What's That Noise?! [Ian Kallen's Weblog]

Sunday April 24, 2005

Thinking about Microformats and the Hi-Fi Web There is meaning to be derived from the web. But The Semantic Web has little to do with the web itself; it's more about creating parallel universes. The assumption that there must be a separate structure to identify meaning on the web is given by descriptions of The Semantic Web.

HTML has limited ability to classify the blocks of text on a page, apart from the roles they play in a typical document's organization and in the desired visual layout.

OK, but those assumptions may be flawed. Yes, often markup is produced that only browsers "understand" to the extent that their responsibility is to render a visual layout. But it doesn't have to be that way.

For instance, right now, many web applications that display user profiles do so in a way that other applications can't understand. The data is flattened in a way that it can't be consumed and meaningfully reused. Perhaps the markup functions properly in web browsers; how the layout elements are identified and therefore stylable for proper display works. But if the markup can't be remarshalled into data, it's low-grade ore. The data becomes markup mojibake. The Semantic Websters say: RDF to the rescue! Just maintain a parallel universe of data! Sure, if the data is marked up in some random ad-hoc fashion without regard to the actual data relationships, it's a problem. Application developers seeking to mine that mis-HTML-ified data are forced to write custom parsers to grok that data. Usually, the remarshalling can't be done losslessly, it's a low-fidelity roundtrip.

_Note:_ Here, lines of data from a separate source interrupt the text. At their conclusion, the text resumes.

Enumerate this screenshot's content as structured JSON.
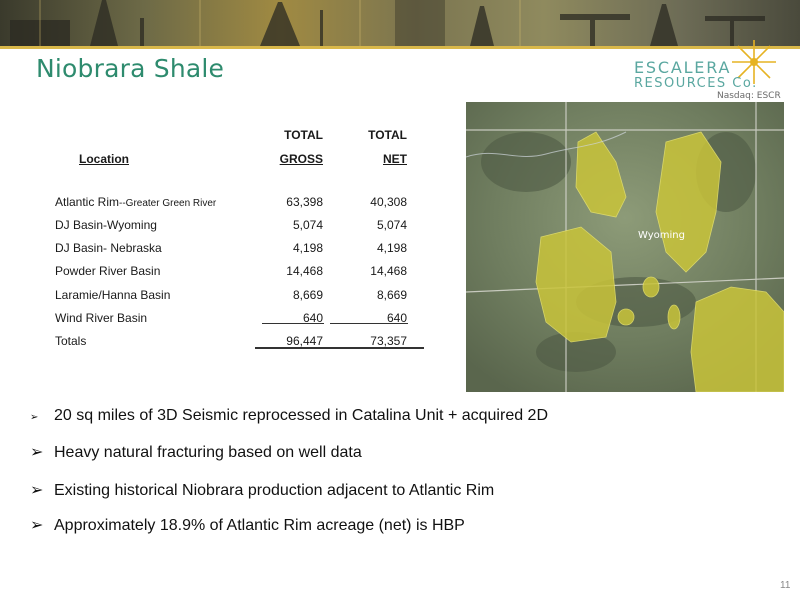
{
  "header": {
    "title": "Niobrara Shale"
  },
  "logo": {
    "line1": "ESCALERA",
    "line2": "RESOURCES Co.",
    "ticker": "Nasdaq: ESCR"
  },
  "table": {
    "header_top": {
      "gross": "TOTAL",
      "net": "TOTAL"
    },
    "header_bottom": {
      "location": "Location",
      "gross": "GROSS",
      "net": "NET"
    },
    "rows": [
      {
        "location": "Atlantic Rim",
        "sub": "--Greater Green River",
        "gross": "63,398",
        "net": "40,308"
      },
      {
        "location": "DJ Basin-Wyoming",
        "sub": "",
        "gross": "5,074",
        "net": "5,074"
      },
      {
        "location": "DJ Basin- Nebraska",
        "sub": "",
        "gross": "4,198",
        "net": "4,198"
      },
      {
        "location": "Powder River Basin",
        "sub": "",
        "gross": "14,468",
        "net": "14,468"
      },
      {
        "location": "Laramie/Hanna Basin",
        "sub": "",
        "gross": "8,669",
        "net": "8,669"
      },
      {
        "location": "Wind River Basin",
        "sub": "",
        "gross": "640",
        "net": "640"
      }
    ],
    "totals": {
      "label": "Totals",
      "gross": "96,447",
      "net": "73,357"
    }
  },
  "map": {
    "label": "Wyoming",
    "colors": {
      "terrain": "#7b8a6a",
      "acreage": "#c9c43a"
    }
  },
  "bullets": [
    "20 sq miles of 3D Seismic reprocessed in Catalina Unit + acquired 2D",
    "Heavy natural fracturing based on well data",
    "Existing historical Niobrara production adjacent to Atlantic Rim",
    "Approximately 18.9% of Atlantic Rim acreage (net) is HBP"
  ],
  "page_number": "11"
}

Web applications typically do this:

Inside the markup, there is structure and embedded bits of meaning, microformats.

But the round trip is hard. Taking markup and deriving semantic meaning from document elements usually requires understanding a lot about specific implementations of data renderings.

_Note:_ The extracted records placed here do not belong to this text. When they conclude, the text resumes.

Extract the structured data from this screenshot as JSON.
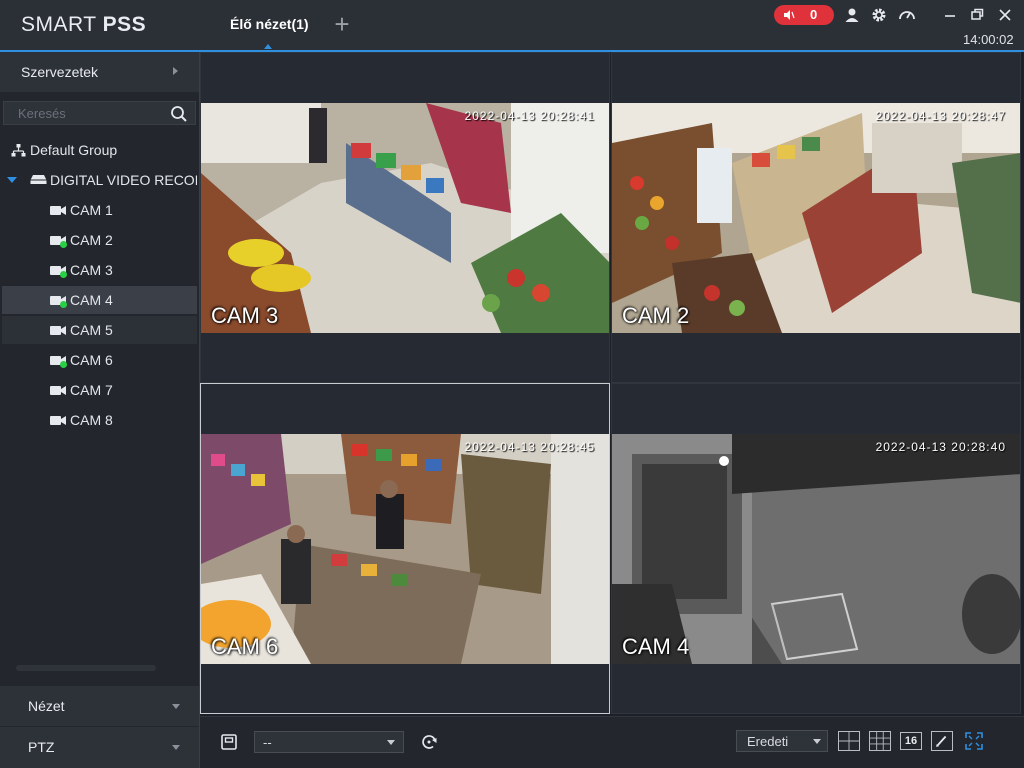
{
  "app": {
    "logo_light": "SMART ",
    "logo_bold": "PSS",
    "live_tab_label": "Élő nézet(1)",
    "add_tab_label": "+",
    "alarm_count": "0",
    "clock": "14:00:02"
  },
  "sidebar": {
    "organization_header": "Szervezetek",
    "search_placeholder": "Keresés",
    "tree": {
      "group": "Default Group",
      "device": "DIGITAL VIDEO RECORDER",
      "cameras": [
        {
          "label": "CAM 1",
          "online": false
        },
        {
          "label": "CAM 2",
          "online": true
        },
        {
          "label": "CAM 3",
          "online": true
        },
        {
          "label": "CAM 4",
          "online": true,
          "selected": true
        },
        {
          "label": "CAM 5",
          "online": false
        },
        {
          "label": "CAM 6",
          "online": true
        },
        {
          "label": "CAM 7",
          "online": false
        },
        {
          "label": "CAM 8",
          "online": false
        }
      ]
    },
    "view_header": "Nézet",
    "ptz_header": "PTZ"
  },
  "grid": {
    "cells": [
      {
        "label": "CAM 3",
        "timestamp": "2022-04-13 20:28:41"
      },
      {
        "label": "CAM 2",
        "timestamp": "2022-04-13 20:28:47"
      },
      {
        "label": "CAM 6",
        "timestamp": "2022-04-13 20:28:45"
      },
      {
        "label": "CAM 4",
        "timestamp": "2022-04-13 20:28:40"
      }
    ]
  },
  "toolbar": {
    "view_select_value": "--",
    "ratio_value": "Eredeti",
    "layout16_label": "16"
  },
  "colors": {
    "accent": "#2f8fe0",
    "alarm": "#e0323a",
    "online": "#28d046"
  }
}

The one-web is easy. The two-way web is hard.

When I talk about the one-way web, I'm not referring to protocols, HTTP methods or the "web two dot oh" read-write web. I'm referring to how code handles data to produce pages.

The microformats efforts aim to make the data on the web more understandable, more reusable and therefore more valuable without all of the complexities and problems that pervades The Semantic Web's RDF-centricity. By employing some basic XHTML norms, this data no longer needs to be flattened and lost. A microformat can be embedded in a web page's markup and be remarshalled as data. This is the high fidelity web.

The value of microformats is that your application could already be generating them and you're not even aware of it; there may be data that can be parsed, understood and reused waiting to have value unlocked. The microformat evangelism seeks to make your use of understandable markup intentional (disclaimer: I don't speak for Tantek but I speak with him frequently and I'm just purveying my current interpretation). Whereas microformats are about making the web natively understandable, The Semantic Web is about alternate formats.

When I've read others speak of microformats and alternate formats, I've seen discussion of RSS and Atom thrown in. By definition, these are not microformats, they are alternate formats. Not that there's anything wrong with the existing parallel universes, I just don't want to build more of them. How many goofy XSLT tricks does the world need to go from structured data with yet-another-vocabulary to renderable markup? The microformats answer is zero. Structured blogging looks like more markup mangling to get around, instead of fixing, the crappy user interface tiers of applications; it just doesn't seem necessary.

There's also a lot of interesting things that could be done to specify the intention of links. We'll have to call these nanoformats. They don't refer to data structures or relationships but they can still ascribe more meaning to links.

Vote Links: Attempts to indicate whether your reference to something is negative, positive or neutral. I have mixed feelings about this specifically, so I 'spose I should <a rel="vote-abstain"> abstain </a> from further commentary but in general, I like the idea of embellishing a link with intentions.
nofollow: Being able to distinguish between intentional links and accidental (i.e. placed not by the page author but some tool or untrusted third party) links is an important element of making the web more meaningful

I think the adoption of hCalendar, hCard (returning to the user profile case above) and the maturation of other microformats holds out the promise of the high fidelity web.

Internal application communications should, of course, do what is expeditious for development and runtime efficiency. But for the web (i.e. the the world wide one), the adoption of markup norms just makes sense. The diffusion of these formats means exercising patience while the web gets more coherent but I find it much more appealing to try solving the problem once in one rendering that the public can consume versus creating yet more parallel universes.